Publicado em: 2 Março 2025

Por: Hervé Lancelin

Categoria: Crítica de arte

Tempo de leitura: 10 minutos

Thomas Schütte molda anti-heróis, personagens derrotados com corpos deformados e proporções estranhas, que resistem a toda estética convencional. As suas esculturas mantêm uma estranha dignidade na sua deformidade, como se a sua resistência fosse uma forma de coragem moral.

Ouçam-me bem, bando de snobs. Thomas Schütte não é o artista que vocês pensam conhecer. Este alemão de Düsseldorf, nascido em 1954, construiu uma obra que vos escapa constantemente, precisamente no momento em que pensam tê-la compreendido. É um camaleão deliberado, um provocador silencioso que se esconde atrás das suas esculturas monumentais ao mesmo tempo que se zomba das convenções que vocês tanto prezam.

Para começar, acabemos com a habitual masturbação intelectual. Schütte é aluno de Gerhard Richter, sim, AQUELE Richter, mas ao contrário do seu mestre, que se encerrou na sua torre de marfim conceptual, o nosso homem diverte-se a brincar com formas, materiais, escalas, como uma criança terrível… não, desculpem, como uma criança BRILHANTE que teria descoberto uma forma de transformar a sua caixa de Play-Doh num comentário ácido sobre a nossa época.

A sua série “United Enemies” exprime tudo o que adoro no seu trabalho. Pequenas figuras patéticas com rostos deformados, presas juntas sob campânulas de vidro como espécimes de laboratório. Esses burocratas impotentes, esses políticos em fim de carreira, esses casais mal combinados mas condenados a coexistir, lembram-vos algo? Claro! Somos nós! É a nossa sociedade disfuncional! É o casamento de conveniência entre o Este e o Oeste após a queda do Muro, é a vossa própria vida interior dividida!
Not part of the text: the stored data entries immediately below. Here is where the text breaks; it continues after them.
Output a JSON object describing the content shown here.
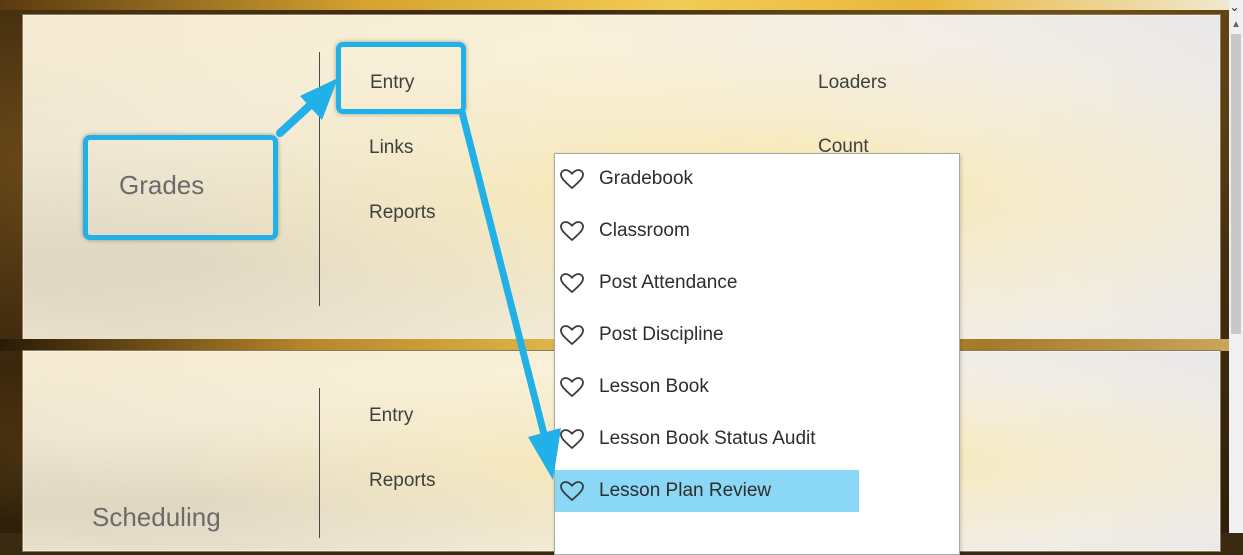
{
  "grades": {
    "title": "Grades",
    "col1": [
      "Entry",
      "Links",
      "Reports"
    ],
    "col2": [
      "Loaders",
      "Count"
    ]
  },
  "scheduling": {
    "title": "Scheduling",
    "col1": [
      "Entry",
      "Reports"
    ]
  },
  "dropdown": {
    "items": [
      {
        "label": "Gradebook",
        "icon": "heart-outline-icon"
      },
      {
        "label": "Classroom",
        "icon": "heart-outline-icon"
      },
      {
        "label": "Post Attendance",
        "icon": "heart-outline-icon"
      },
      {
        "label": "Post Discipline",
        "icon": "heart-outline-icon"
      },
      {
        "label": "Lesson Book",
        "icon": "heart-outline-icon"
      },
      {
        "label": "Lesson Book Status Audit",
        "icon": "heart-outline-icon"
      },
      {
        "label": "Lesson Plan Review",
        "icon": "heart-outline-icon",
        "selected": true
      }
    ]
  },
  "colors": {
    "callout": "#21b0e8",
    "selected_row": "#8ad8f5"
  }
}
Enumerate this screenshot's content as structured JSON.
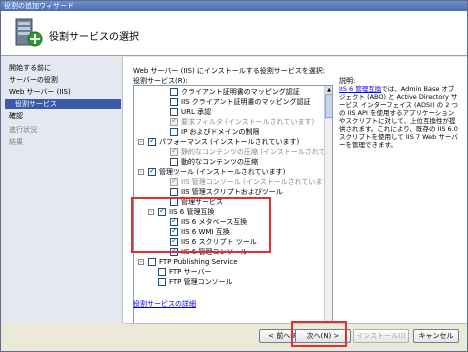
{
  "window": {
    "title": "役割の追加ウィザード"
  },
  "header": {
    "title": "役割サービスの選択"
  },
  "nav": {
    "items": [
      {
        "label": "開始する前に",
        "selected": false,
        "disabled": false
      },
      {
        "label": "サーバーの役割",
        "selected": false,
        "disabled": false
      },
      {
        "label": "Web サーバー (IIS)",
        "selected": false,
        "disabled": false
      },
      {
        "label": "役割サービス",
        "selected": true,
        "disabled": false
      },
      {
        "label": "確認",
        "selected": false,
        "disabled": false
      },
      {
        "label": "進行状況",
        "selected": false,
        "disabled": true
      },
      {
        "label": "結果",
        "selected": false,
        "disabled": true
      }
    ]
  },
  "main": {
    "description": "Web サーバー (IIS) にインストールする役割サービスを選択:",
    "roles_label": "役割サービス(R):",
    "explain_label": "説明:",
    "explain_link": "IIS 6 管理互換",
    "explain_text": "では、Admin Base オブジェクト (ABO) と Active Directory サービス インターフェイス (ADSI) の 2 つの IIS API を使用するアプリケーションやスクリプトに対して、上位互換性が提供されます。これにより、既存の IIS 6.0 スクリプトを使用して IIS 7 Web サーバーを管理できます。",
    "details_link": "役割サービスの詳細"
  },
  "tree": {
    "items": [
      {
        "label": "クライアント証明書のマッピング認証",
        "checked": false,
        "gray": false,
        "expander": ""
      },
      {
        "label": "IIS クライアント証明書のマッピング認証",
        "checked": false,
        "gray": false,
        "expander": ""
      },
      {
        "label": "URL 承認",
        "checked": false,
        "gray": false,
        "expander": ""
      },
      {
        "label": "要求フィルタ (インストールされています)",
        "checked": true,
        "gray": true,
        "expander": ""
      },
      {
        "label": "IP およびドメインの制限",
        "checked": false,
        "gray": false,
        "expander": ""
      },
      {
        "label": "パフォーマンス (インストールされています)",
        "checked": true,
        "gray": false,
        "expander": "-"
      },
      {
        "label": "静的なコンテンツの圧縮 (インストールされています)",
        "checked": true,
        "gray": true,
        "expander": ""
      },
      {
        "label": "動的なコンテンツの圧縮",
        "checked": false,
        "gray": false,
        "expander": ""
      },
      {
        "label": "管理ツール (インストールされています)",
        "checked": true,
        "gray": false,
        "expander": "-"
      },
      {
        "label": "IIS 管理コンソール (インストールされています)",
        "checked": true,
        "gray": true,
        "expander": ""
      },
      {
        "label": "IIS 管理スクリプトおよびツール",
        "checked": false,
        "gray": false,
        "expander": ""
      },
      {
        "label": "管理サービス",
        "checked": false,
        "gray": false,
        "expander": ""
      },
      {
        "label": "IIS 6 管理互換",
        "checked": true,
        "gray": false,
        "expander": "-"
      },
      {
        "label": "IIS 6 メタベース互換",
        "checked": true,
        "gray": false,
        "expander": ""
      },
      {
        "label": "IIS 6 WMI 互換",
        "checked": true,
        "gray": false,
        "expander": ""
      },
      {
        "label": "IIS 6 スクリプト ツール",
        "checked": true,
        "gray": false,
        "expander": ""
      },
      {
        "label": "IIS 6 管理コンソール",
        "checked": true,
        "gray": false,
        "expander": ""
      },
      {
        "label": "FTP Publishing Service",
        "checked": false,
        "gray": false,
        "expander": "-"
      },
      {
        "label": "FTP サーバー",
        "checked": false,
        "gray": false,
        "expander": ""
      },
      {
        "label": "FTP 管理コンソール",
        "checked": false,
        "gray": false,
        "expander": ""
      }
    ]
  },
  "footer": {
    "back": "< 前へ(P)",
    "next": "次へ(N) >",
    "install": "インストール(I)",
    "cancel": "キャンセル"
  }
}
Schütte não precisa de nos dizer isso, ele mostra-nos, e a metáfora é tanto mais poderosa quanto nunca é explicitamente explicada.

Vamos deter-nos um momento na relação de Schütte com a filosofia existencialista, particularmente a de Jean-Paul Sartre. A obra de Schütte está impregnada de ansiedade existencial, mas ao contrário da abstração lírica que se seguiu à Segunda Guerra Mundial, ele confronta essa angústia com um humor negro cáustico. “O inferno são os outros”, escrevia Sartre em Huis clos [1]. E o que faz Schütte? Literaliza esta frase ao prender duas figuras uma à outra, como prisioneiros condenados à perpétua. Os seus “United Enemies” são a encarnação do conceito sartriano do olhar objetificante, onde a presença do outro nos transforma em objeto, fixa-nos numa essência que não escolhemos.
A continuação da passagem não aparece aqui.